Description
Brahms composed three movements of what would become the Sonata for cello and piano no 1 in 1862. He added a brilliant fugal finale three years later, shortly after the death of his beloved mother Christiane and in the midst of work on Eine Deutsches Requiem. The originally envisaged slow movement was dropped, perhaps to prevent the work and its imposing outer movements from collapsing under its own weight. Brahms dedicated the sonata to JosefGansbacher, an esteemed voice teacher who had played a crucial role in his election as conductor of the Vienna Singakademie. Gansbacher's qualities as a cellist, however, were questionable. When he played through the sonata with the composer during a small concert for friends, Brahms raged so furiously at the keyboard that Gansbacher could scarcely hear himself. 'Consider yourself lucky,' was Brahms' gruff response to Gansbacher's desperate pleas, after which he continues to pound the keys with undiminished vigour.
To compliment these masterpieces, Amy Norrington and Piet Kuijken devled into Brahms' songs.

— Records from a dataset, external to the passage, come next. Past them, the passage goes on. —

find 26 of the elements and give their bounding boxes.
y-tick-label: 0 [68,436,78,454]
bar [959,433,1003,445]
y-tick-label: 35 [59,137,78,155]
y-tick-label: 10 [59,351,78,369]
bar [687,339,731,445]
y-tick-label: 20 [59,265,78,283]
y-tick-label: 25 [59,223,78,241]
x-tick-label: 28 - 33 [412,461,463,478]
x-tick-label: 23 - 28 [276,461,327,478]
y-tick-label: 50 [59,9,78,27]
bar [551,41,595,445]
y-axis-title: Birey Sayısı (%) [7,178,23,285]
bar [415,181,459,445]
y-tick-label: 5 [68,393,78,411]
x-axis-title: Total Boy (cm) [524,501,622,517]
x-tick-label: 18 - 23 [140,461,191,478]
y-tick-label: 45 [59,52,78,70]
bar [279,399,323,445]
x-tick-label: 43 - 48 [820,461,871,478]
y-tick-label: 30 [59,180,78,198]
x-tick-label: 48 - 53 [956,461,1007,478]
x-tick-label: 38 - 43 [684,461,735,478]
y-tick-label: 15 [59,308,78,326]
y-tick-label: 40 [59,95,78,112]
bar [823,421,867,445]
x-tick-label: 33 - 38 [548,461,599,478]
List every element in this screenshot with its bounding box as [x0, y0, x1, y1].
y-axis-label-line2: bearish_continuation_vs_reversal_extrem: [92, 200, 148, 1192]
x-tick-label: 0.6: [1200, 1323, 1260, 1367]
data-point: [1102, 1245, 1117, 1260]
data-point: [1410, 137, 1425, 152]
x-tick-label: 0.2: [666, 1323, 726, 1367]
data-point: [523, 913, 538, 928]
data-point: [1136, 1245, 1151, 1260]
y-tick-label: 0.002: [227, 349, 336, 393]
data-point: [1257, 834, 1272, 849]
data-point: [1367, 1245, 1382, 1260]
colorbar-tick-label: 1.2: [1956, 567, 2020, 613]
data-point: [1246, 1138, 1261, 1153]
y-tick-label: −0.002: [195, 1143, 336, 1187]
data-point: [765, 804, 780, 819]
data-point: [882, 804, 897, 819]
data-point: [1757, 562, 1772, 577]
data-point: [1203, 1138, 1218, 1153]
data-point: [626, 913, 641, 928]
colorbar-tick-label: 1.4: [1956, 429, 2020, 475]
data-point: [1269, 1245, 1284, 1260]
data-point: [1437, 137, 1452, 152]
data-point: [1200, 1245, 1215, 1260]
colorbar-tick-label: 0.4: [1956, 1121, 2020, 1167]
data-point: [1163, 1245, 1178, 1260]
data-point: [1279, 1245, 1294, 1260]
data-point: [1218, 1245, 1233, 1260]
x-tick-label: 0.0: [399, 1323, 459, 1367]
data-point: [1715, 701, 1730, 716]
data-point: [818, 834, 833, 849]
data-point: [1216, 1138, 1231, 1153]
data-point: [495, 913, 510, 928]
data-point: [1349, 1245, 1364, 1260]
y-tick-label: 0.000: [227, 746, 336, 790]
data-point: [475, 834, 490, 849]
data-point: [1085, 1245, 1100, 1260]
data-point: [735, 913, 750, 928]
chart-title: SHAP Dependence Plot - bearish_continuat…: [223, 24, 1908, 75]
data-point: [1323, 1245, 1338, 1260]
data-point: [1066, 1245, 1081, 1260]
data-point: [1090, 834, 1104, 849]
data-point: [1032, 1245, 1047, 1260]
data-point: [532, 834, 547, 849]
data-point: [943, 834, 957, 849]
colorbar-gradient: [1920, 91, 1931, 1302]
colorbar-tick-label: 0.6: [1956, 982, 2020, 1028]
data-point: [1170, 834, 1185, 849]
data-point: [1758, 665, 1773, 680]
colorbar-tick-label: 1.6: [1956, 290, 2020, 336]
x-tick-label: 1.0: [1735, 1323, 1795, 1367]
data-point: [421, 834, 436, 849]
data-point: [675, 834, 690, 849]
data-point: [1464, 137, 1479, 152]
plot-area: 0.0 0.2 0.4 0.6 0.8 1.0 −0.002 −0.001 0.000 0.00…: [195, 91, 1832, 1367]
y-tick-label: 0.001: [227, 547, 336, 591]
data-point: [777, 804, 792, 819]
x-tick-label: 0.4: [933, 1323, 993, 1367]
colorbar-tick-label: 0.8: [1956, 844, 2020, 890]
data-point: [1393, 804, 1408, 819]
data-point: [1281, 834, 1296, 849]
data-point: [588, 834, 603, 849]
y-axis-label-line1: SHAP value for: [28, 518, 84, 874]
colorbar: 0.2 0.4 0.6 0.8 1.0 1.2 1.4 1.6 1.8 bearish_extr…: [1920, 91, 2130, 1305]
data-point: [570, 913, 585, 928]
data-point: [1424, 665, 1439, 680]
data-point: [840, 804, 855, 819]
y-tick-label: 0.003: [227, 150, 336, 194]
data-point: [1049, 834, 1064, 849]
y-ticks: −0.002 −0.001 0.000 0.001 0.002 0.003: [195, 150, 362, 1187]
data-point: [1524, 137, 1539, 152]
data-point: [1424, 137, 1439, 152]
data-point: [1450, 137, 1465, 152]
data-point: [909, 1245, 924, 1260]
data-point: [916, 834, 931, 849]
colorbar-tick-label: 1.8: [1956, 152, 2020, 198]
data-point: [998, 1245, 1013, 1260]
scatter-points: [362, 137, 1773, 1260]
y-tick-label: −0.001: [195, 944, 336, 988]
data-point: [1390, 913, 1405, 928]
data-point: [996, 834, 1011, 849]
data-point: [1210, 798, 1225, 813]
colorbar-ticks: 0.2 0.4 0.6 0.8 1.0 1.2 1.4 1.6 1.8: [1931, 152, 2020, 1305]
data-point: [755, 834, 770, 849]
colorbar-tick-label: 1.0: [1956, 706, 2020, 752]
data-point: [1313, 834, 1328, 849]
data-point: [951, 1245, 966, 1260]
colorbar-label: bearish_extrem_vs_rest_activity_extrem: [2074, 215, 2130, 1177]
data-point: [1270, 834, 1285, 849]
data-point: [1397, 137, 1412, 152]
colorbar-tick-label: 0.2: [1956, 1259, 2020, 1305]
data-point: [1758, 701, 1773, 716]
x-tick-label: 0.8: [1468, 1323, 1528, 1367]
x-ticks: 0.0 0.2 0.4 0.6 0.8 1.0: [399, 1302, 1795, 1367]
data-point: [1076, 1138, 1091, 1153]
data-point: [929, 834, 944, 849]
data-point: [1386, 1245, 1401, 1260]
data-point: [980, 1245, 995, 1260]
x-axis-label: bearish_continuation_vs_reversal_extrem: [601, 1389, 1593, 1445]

In Es traumte mir and Ach, wende diesen Blick (op. 57 nos. 3 and 4), G.F. Daumer's sensual verses inspired Brahms to some of his most personal compositions, creating music that speaks of hopeless and unrequited love. The scores are not surprisingly larded with musical references to Clara Schumann, his lifelong but unattainable love. Die Mainacht op. 43 No. 2 is bathed in moonlight and is one of Brahms' greatest evocations of a wanderer strolling alone through an Arcadian idyll.